The advisory is an alert that does not involve the reimposition of border restrictions, leaving Americans free to travel to Canada if they can meet entry requirements, which include costly PCR tests. The Canadian government has also advised against all non-essential international travel.

“If people want to cross the border, they can still cross the border,” said Xavier Delgado, research co-ordinator for the Canada Institute at the Woodrow Wilson International Center for Scholars in Washington.

But the U.S. advisory nonetheless has raised concern that travellers may decide against Canada as they plan for the remainder of ski season and into the summer.

“As it is, we are on the cusp of losing our third summer tourism season,” said Perrin Beatty, president and chief executive officer of the Canadian Chamber of Commerce.

He called the U.S. alert “perplexing” at a time of widespread COVID-19 community spread.

Canada currently counts 422,017 active COVID cases.
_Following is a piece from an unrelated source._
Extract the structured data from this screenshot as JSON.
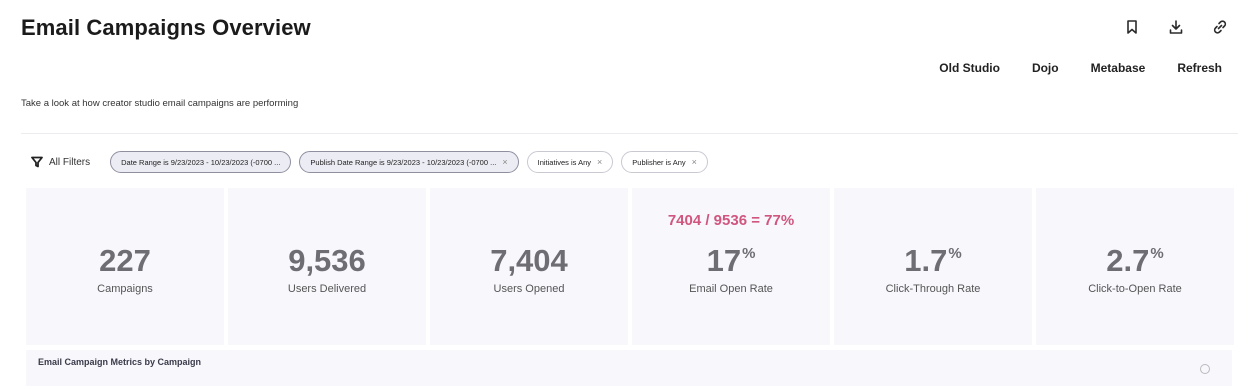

The United States counted more than 1.1 million new cases Monday and, according to a Reuters tally, set a new record for hospitalizations.

Infection rates “have consistently been lower in Canada than in the U.S.,” Mr. Beatty said, and “travel advisories are not terribly useful in terms of limiting the spread of the disease.”

Canada’s business establishment has been frustrated by a lack of co-ordination on management of the border, which has created differing requirements for northbound and southbound traffic. The Canadian government intends to require proof of vaccination from cross-border truckers beginning this Saturday, although estimates show that will likely keep 5 per cent to 10 per cent of drivers out of the country at a time of widespread disruption to supply chains.

Mr. Beatty and other Canadian business leaders have a meeting scheduled this week with David Cohen, the new U.S. ambassador to Canada. Mr. Beatty said he plans to raise the need to “deepen our strategic relationship, as opposed to putting barriers in the way of each other.”

He added: ”The incoherence in terms of the management of the border is a barrier that we have that makes it very difficult for businesses to plan in any sort of a measured way.”

In October, a task force for the Wilson Center issued a report on the effectiveness of the border measures, first imposed in March, 2020, that restricted non-essential travel between the two countries. Canada eased those restrictions last summer. The task force, which included former deputy prime ministers Anne McLellan and Jean Charest, criticized governments for turning a deaf ear to the public as they imposed restrictions. It said voluntary compliance is cheaper than enforcing border measures.

On Monday, business leaders said the spread of the Omicron variant, and accompanying provincial restrictions, had already begun to do damage before the new U.S. advice to avoid Canada.

“There was a lot of interest in coming to ski in the Rockies,” said Deborah Yedlin, president and CEO of the Calgary Chamber of Commerce. “Those bookings started to fall off as Omicron started to spike.”

She, too, expressed concern about the U.S. advisory, since Canada maintains a stricter COVID-19 entry regime than the United States.

“It’s surprising, quite frankly, because we have different requirements than they do. In theory, you’re safer here,” she said.

“There’s so much uncertainty right now. This is not going to help our tourism and hospitality industry in any way.”